It’s no secret that algorithms run the world, powering everything from Google’s search results to Uber’s car-pool capabilities. But farther under the hood are a more fundamental set of algorithms that underpin computing: if Google PageRank is the engine, these algorithms are the parts it’s built from.
To date, there haven’t been any long-term studies looking at where all these algorithms are being created. A new MIT-led study reveals that many of these parts were made in America-- some by native-born Americans but increasingly also by immigrants working at U.S. institutions.
By analyzing improvements over 70 years in the 128 most important “families” of algorithms, researchers found that 64 percent of the improvements have come from researchers at American institutions, but that 40 percent of these are from scientists that originally hailed from other countries. In recent decades, the share of U.S.-based algorithmic innovations coming from foreign-born researchers has only become more important.
“If we want the United States to continue to be ground zero for computer science, we need to make sure that our policies make it easy to continue to bring international researchers to our institutions,” says Neil Thompson, a research scientist at MIT CSAIL and the Sloan School of Management.
The study shows that algorithmic progress to date has been disproportionately Western-centric. Despite residents of North America and Europe making up only 15 percent of the world population, they have contributed more than three-quarters of the algorithms. The driving factor seems to be how wealthy a country is: GDP was found to be more important to producing important algorithms than a country’s population size.
“There’s a danger that algorithm development may suffer from the problem of ‘lost Einsteins,’ where those with natural talent in under-developed countries are unable to reach their full potential because of a lack of opportunity,” says Thompson.
Another key finding highlighted the importance of federal funding for university research: 82 percent of the influential algorithms came from the work of nonprofits and public-facing institutions like universities, as opposed to private companies.
“Giving money to public institutions makes sense for this type of research,” says Thompson, who co-wrote the study with visiting Georgia Tech student Yash Sherry and former CSAIL researcher Shuning Ge. “It is much more efficient for society to have a university researcher discover a new algorithm and share it with the world than to have each company invent it separately.”
The five universities with the most contributions to the list were Stanford, MIT, the University of California at Berkeley, Carnegie Mellon, and the University of Illinois at Urbana–Champaign.
To develop the dataset, the team first poured over more than 1,000 research papers and 50 textbooks to create a list of about 300 algorithms that were either the first to solve particular problems, or improved state-of-the-art methods. These included everything from better list-sorting to the infamous “traveling-salesperson” problem, where the goal is to find the quickest route across multiple cities. From the team’s 300 algorithms, they ultimately analyzed a subset of 180 that could be sourced for information about authors and institutions.

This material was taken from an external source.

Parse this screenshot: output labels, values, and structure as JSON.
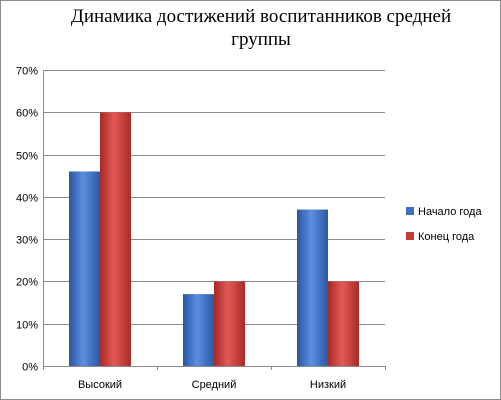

Collectively, the researchers refer to this set of fundamental algorithms as “The Algorithm Commons” - because, like the Digital Commons, it represents advancements in knowledge whose benefits, they believe, can be widely shared.
“The great thing about algorithm improvement is that you get more output without having to put in more resources,” says Thompson. “Just as a productivity improvement for a business allows them to produce more output for a given set of inputs, an algorithmic improvement allows a computer to tackle bigger, harder problems for the same computational budget.”
The project coincides with ongoing work from Thompson and Sherry showing that algorithmic improvements have often rivaled and even exceeded the decades-long improvements in computer hardware that have come from Moore’s Law.
The team’s paper, just posted online, will be formally published in the February 2021 issue of the Global Strategy Journal. The project was supported in part by the Tides Foundation.